Babcock drew ample criticism from media and fans alike for being too stubborn in some of his personnel decisions throughout Toronto’s Game 7 loss to Boston in their first-round series last month, refusing to lean on stars like Auston Matthews or curtail minutes among struggling veterans like Patrick Marleau.
Still, Dubas threw his support behind Babcock earlier this month, telling TSN Hockey Insider Bob McKenzie that despite Toronto's three consecutive first-round playoff exits, Babcock will continue on into the fifth season of his eight-year deal.
If at some point Keefe were tapped to step in, his current players say his greatest strength will be bringing an open mind.
“He’s always looking to improve.
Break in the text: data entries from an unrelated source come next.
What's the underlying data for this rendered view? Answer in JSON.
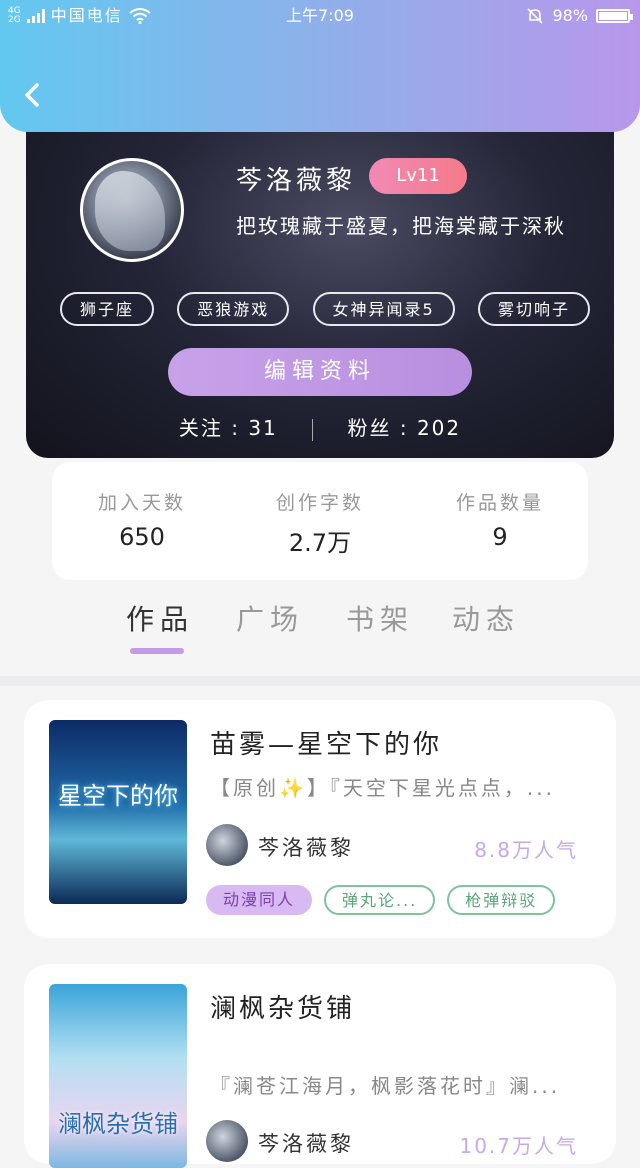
{
  "status_bar": {
    "network": "4G\n2G",
    "carrier": "中国电信",
    "time": "上午7:09",
    "battery": "98%",
    "battery_level": 0.98
  },
  "profile": {
    "username": "芩洛薇黎",
    "level": "Lv11",
    "bio": "把玫瑰藏于盛夏，把海棠藏于深秋",
    "tags": [
      "狮子座",
      "恶狼游戏",
      "女神异闻录5",
      "雾切响子"
    ],
    "edit_label": "编辑资料",
    "following_label": "关注",
    "following_count": "31",
    "followers_label": "粉丝",
    "followers_count": "202"
  },
  "stats": [
    {
      "label": "加入天数",
      "value": "650"
    },
    {
      "label": "创作字数",
      "value": "2.7万"
    },
    {
      "label": "作品数量",
      "value": "9"
    }
  ],
  "tabs": [
    {
      "label": "作品",
      "active": true
    },
    {
      "label": "广场",
      "active": false
    },
    {
      "label": "书架",
      "active": false
    },
    {
      "label": "动态",
      "active": false
    }
  ],
  "works": [
    {
      "title": "苗雾—星空下的你",
      "cover_text": "星空下的你",
      "description": "【原创✨】『天空下星光点点，...",
      "author": "芩洛薇黎",
      "popularity": "8.8万人气",
      "tags": [
        "动漫同人",
        "弹丸论...",
        "枪弹辩驳"
      ]
    },
    {
      "title": "澜枫杂货铺",
      "cover_text": "澜枫杂货铺",
      "description": "『澜苍江海月，枫影落花时』澜...",
      "author": "芩洛薇黎",
      "popularity": "10.7万人气"
    }
  ],
  "colors": {
    "accent": "#c39be8",
    "header_gradient_start": "#62c8f0",
    "header_gradient_end": "#b897ea",
    "tag_green": "#7cc49a"
  }
}
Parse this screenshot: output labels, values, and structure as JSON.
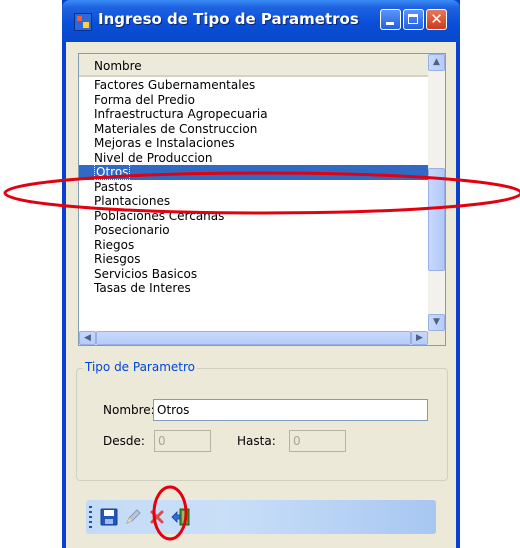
{
  "window": {
    "title": "Ingreso de Tipo de Parametros",
    "close_glyph": "✕"
  },
  "list": {
    "column_header": "Nombre",
    "rows": [
      "Factores Gubernamentales",
      "Forma del Predio",
      "Infraestructura Agropecuaria",
      "Materiales de Construccion",
      "Mejoras e Instalaciones",
      "Nivel de Produccion",
      "Otros",
      "Pastos",
      "Plantaciones",
      "Poblaciones Cercanas",
      "Posecionario",
      "Riegos",
      "Riesgos",
      "Servicios Basicos",
      "Tasas de Interes"
    ],
    "selected_row": "Otros"
  },
  "group": {
    "title": "Tipo de Parametro",
    "nombre_label": "Nombre:",
    "nombre_value": "Otros",
    "desde_label": "Desde:",
    "desde_value": "0",
    "hasta_label": "Hasta:",
    "hasta_value": "0"
  },
  "toolbar": {
    "icons": [
      "save-icon",
      "edit-icon",
      "delete-icon",
      "exit-icon"
    ]
  },
  "colors": {
    "title_bar": "#0a4fd9",
    "selection": "#316ac5",
    "annotation": "#e3000f",
    "group_title": "#0046d5"
  }
}
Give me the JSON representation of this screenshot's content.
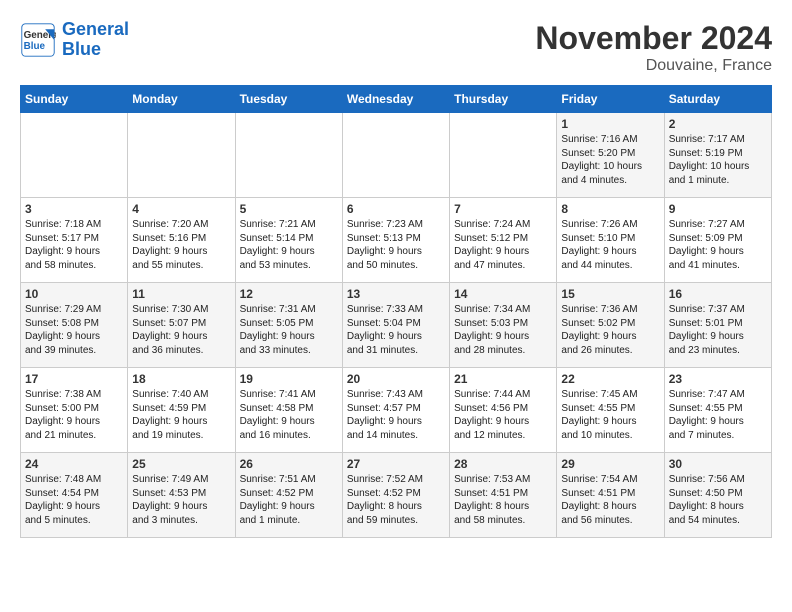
{
  "header": {
    "logo_line1": "General",
    "logo_line2": "Blue",
    "month": "November 2024",
    "location": "Douvaine, France"
  },
  "weekdays": [
    "Sunday",
    "Monday",
    "Tuesday",
    "Wednesday",
    "Thursday",
    "Friday",
    "Saturday"
  ],
  "weeks": [
    [
      {
        "day": "",
        "info": ""
      },
      {
        "day": "",
        "info": ""
      },
      {
        "day": "",
        "info": ""
      },
      {
        "day": "",
        "info": ""
      },
      {
        "day": "",
        "info": ""
      },
      {
        "day": "1",
        "info": "Sunrise: 7:16 AM\nSunset: 5:20 PM\nDaylight: 10 hours\nand 4 minutes."
      },
      {
        "day": "2",
        "info": "Sunrise: 7:17 AM\nSunset: 5:19 PM\nDaylight: 10 hours\nand 1 minute."
      }
    ],
    [
      {
        "day": "3",
        "info": "Sunrise: 7:18 AM\nSunset: 5:17 PM\nDaylight: 9 hours\nand 58 minutes."
      },
      {
        "day": "4",
        "info": "Sunrise: 7:20 AM\nSunset: 5:16 PM\nDaylight: 9 hours\nand 55 minutes."
      },
      {
        "day": "5",
        "info": "Sunrise: 7:21 AM\nSunset: 5:14 PM\nDaylight: 9 hours\nand 53 minutes."
      },
      {
        "day": "6",
        "info": "Sunrise: 7:23 AM\nSunset: 5:13 PM\nDaylight: 9 hours\nand 50 minutes."
      },
      {
        "day": "7",
        "info": "Sunrise: 7:24 AM\nSunset: 5:12 PM\nDaylight: 9 hours\nand 47 minutes."
      },
      {
        "day": "8",
        "info": "Sunrise: 7:26 AM\nSunset: 5:10 PM\nDaylight: 9 hours\nand 44 minutes."
      },
      {
        "day": "9",
        "info": "Sunrise: 7:27 AM\nSunset: 5:09 PM\nDaylight: 9 hours\nand 41 minutes."
      }
    ],
    [
      {
        "day": "10",
        "info": "Sunrise: 7:29 AM\nSunset: 5:08 PM\nDaylight: 9 hours\nand 39 minutes."
      },
      {
        "day": "11",
        "info": "Sunrise: 7:30 AM\nSunset: 5:07 PM\nDaylight: 9 hours\nand 36 minutes."
      },
      {
        "day": "12",
        "info": "Sunrise: 7:31 AM\nSunset: 5:05 PM\nDaylight: 9 hours\nand 33 minutes."
      },
      {
        "day": "13",
        "info": "Sunrise: 7:33 AM\nSunset: 5:04 PM\nDaylight: 9 hours\nand 31 minutes."
      },
      {
        "day": "14",
        "info": "Sunrise: 7:34 AM\nSunset: 5:03 PM\nDaylight: 9 hours\nand 28 minutes."
      },
      {
        "day": "15",
        "info": "Sunrise: 7:36 AM\nSunset: 5:02 PM\nDaylight: 9 hours\nand 26 minutes."
      },
      {
        "day": "16",
        "info": "Sunrise: 7:37 AM\nSunset: 5:01 PM\nDaylight: 9 hours\nand 23 minutes."
      }
    ],
    [
      {
        "day": "17",
        "info": "Sunrise: 7:38 AM\nSunset: 5:00 PM\nDaylight: 9 hours\nand 21 minutes."
      },
      {
        "day": "18",
        "info": "Sunrise: 7:40 AM\nSunset: 4:59 PM\nDaylight: 9 hours\nand 19 minutes."
      },
      {
        "day": "19",
        "info": "Sunrise: 7:41 AM\nSunset: 4:58 PM\nDaylight: 9 hours\nand 16 minutes."
      },
      {
        "day": "20",
        "info": "Sunrise: 7:43 AM\nSunset: 4:57 PM\nDaylight: 9 hours\nand 14 minutes."
      },
      {
        "day": "21",
        "info": "Sunrise: 7:44 AM\nSunset: 4:56 PM\nDaylight: 9 hours\nand 12 minutes."
      },
      {
        "day": "22",
        "info": "Sunrise: 7:45 AM\nSunset: 4:55 PM\nDaylight: 9 hours\nand 10 minutes."
      },
      {
        "day": "23",
        "info": "Sunrise: 7:47 AM\nSunset: 4:55 PM\nDaylight: 9 hours\nand 7 minutes."
      }
    ],
    [
      {
        "day": "24",
        "info": "Sunrise: 7:48 AM\nSunset: 4:54 PM\nDaylight: 9 hours\nand 5 minutes."
      },
      {
        "day": "25",
        "info": "Sunrise: 7:49 AM\nSunset: 4:53 PM\nDaylight: 9 hours\nand 3 minutes."
      },
      {
        "day": "26",
        "info": "Sunrise: 7:51 AM\nSunset: 4:52 PM\nDaylight: 9 hours\nand 1 minute."
      },
      {
        "day": "27",
        "info": "Sunrise: 7:52 AM\nSunset: 4:52 PM\nDaylight: 8 hours\nand 59 minutes."
      },
      {
        "day": "28",
        "info": "Sunrise: 7:53 AM\nSunset: 4:51 PM\nDaylight: 8 hours\nand 58 minutes."
      },
      {
        "day": "29",
        "info": "Sunrise: 7:54 AM\nSunset: 4:51 PM\nDaylight: 8 hours\nand 56 minutes."
      },
      {
        "day": "30",
        "info": "Sunrise: 7:56 AM\nSunset: 4:50 PM\nDaylight: 8 hours\nand 54 minutes."
      }
    ]
  ]
}
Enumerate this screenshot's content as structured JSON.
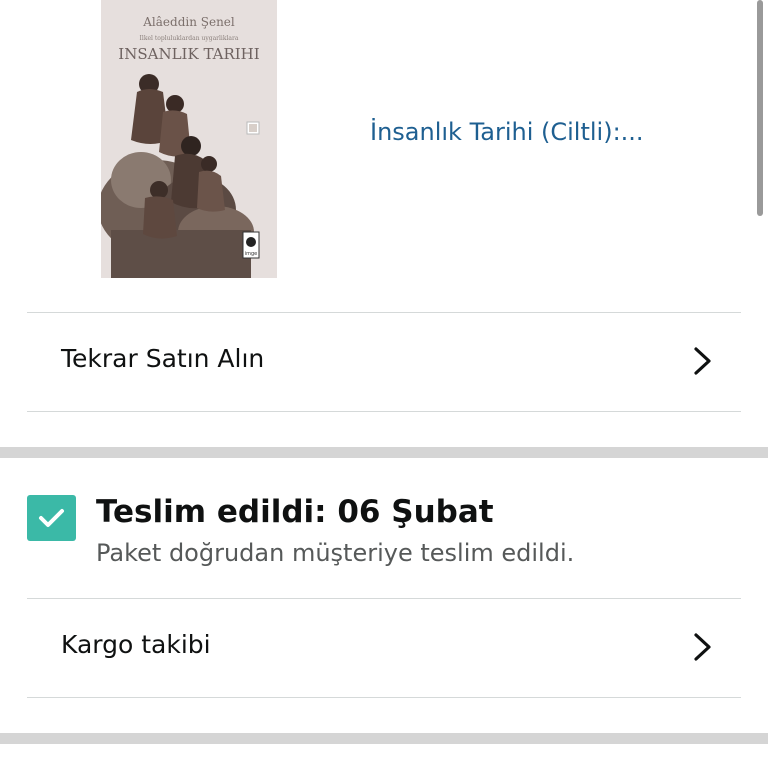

He’s always willing to adapt to whatever the game is evolving to,” said Marlies forward Chris Mueller. “…You have to be able to evolve, you have to be able to realize what works and doesn’t work and make changes. Sometimes people will get stuck in their ways and you’ll see their team kind of fizzle out. With Sheldon, his teams are just getting stronger…his players want to play for him and want to follow him because they believe in his system.”
For the next couple years at least, Keefe will continue to guide the Marlies and bide his time until there’s an offer he can’t refuse. Keefe won’t speculate about what that opening might look like, but there’s no more comfortable place for him to wait things out.
“All I know is my job every day is to get better, improve myself, be as good a coach as I can, and be prepared for any opportunity that might come up, whenever that might be and wherever that might be,” Keefe said. “I’ve always looked at this as the best job outside of the NHL. The most important thing for me is that I feel I’m growing every day and it’s [because of] the people and the players that I have around me.”